ELÍAS PINO ITURRIETA | EL UNIVERSAL
domingo 12 de febrero de 2012 12:00 AM
La proclamación hecha por el propio Chávez de que las fuerzas armadas son chavistas, a la cual siguió una afirmación en el mismo sentido hecha por un alto oficial inmediatamente, nos revela, si quedaba alguna duda, el fin último del régimen de la actualidad: que todo sea según disponga la voluntad del primer mandatario, que todo dependa de su pensamiento, en caso de que tal pensamiento realmente exista; o más bien de su capricho, que es lo que más y mejor ha manifestado la pretendida encarnación de la sociedad desde su ascenso al poder.
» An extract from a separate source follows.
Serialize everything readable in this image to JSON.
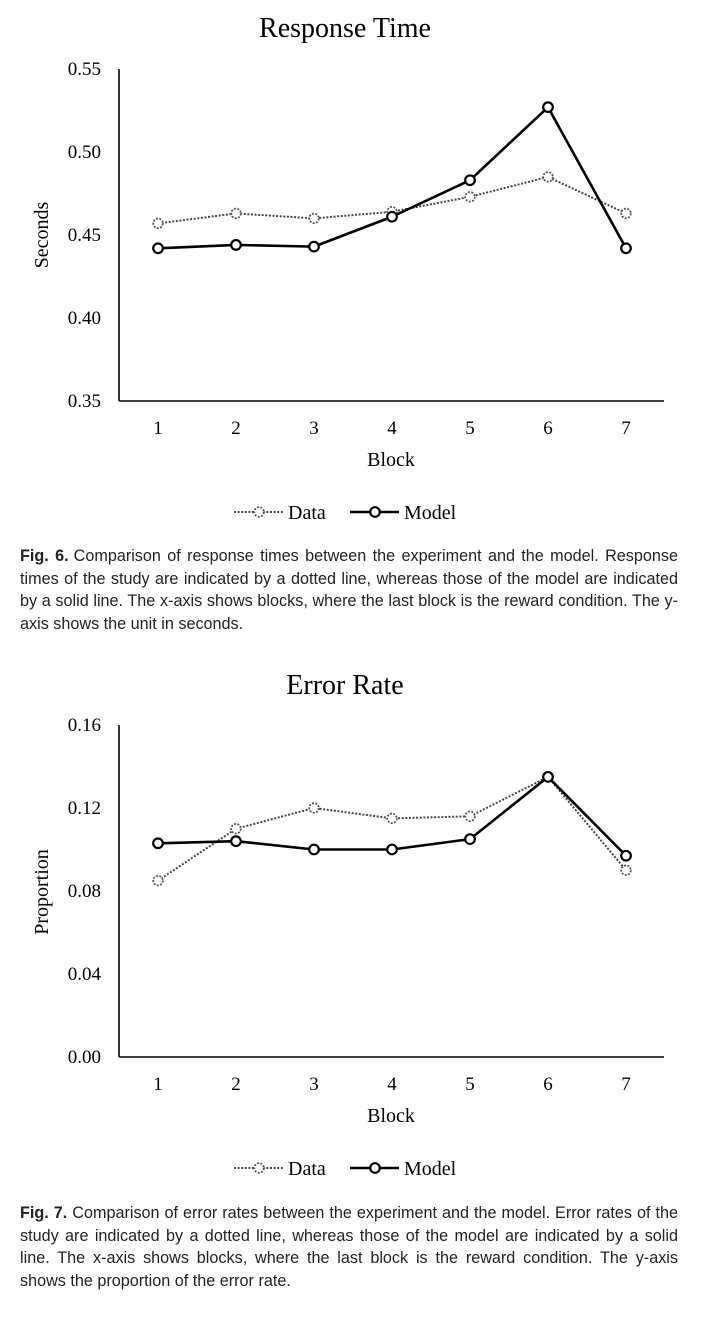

Se trata de una pretensión sin sentido, de un propósito que jamás logrará, pero también de una posibilidad que no deja de preocupar en la medida en que no se hace nada enfático para impedirla de veras. La sociedad ha mostrado en diferentes episodios su apego a un republicanismo capaz de evitar la permanencia de un personalismo como el que se resume en las desfachatadas exhibiciones de los últimos días, pero nadie puede negar que no se ha ocupado de impedir, de una buena vez, el retorno de una antirrepública capaz de filtrarse por los huecos de un colador que no ha sido suficientemente riguroso.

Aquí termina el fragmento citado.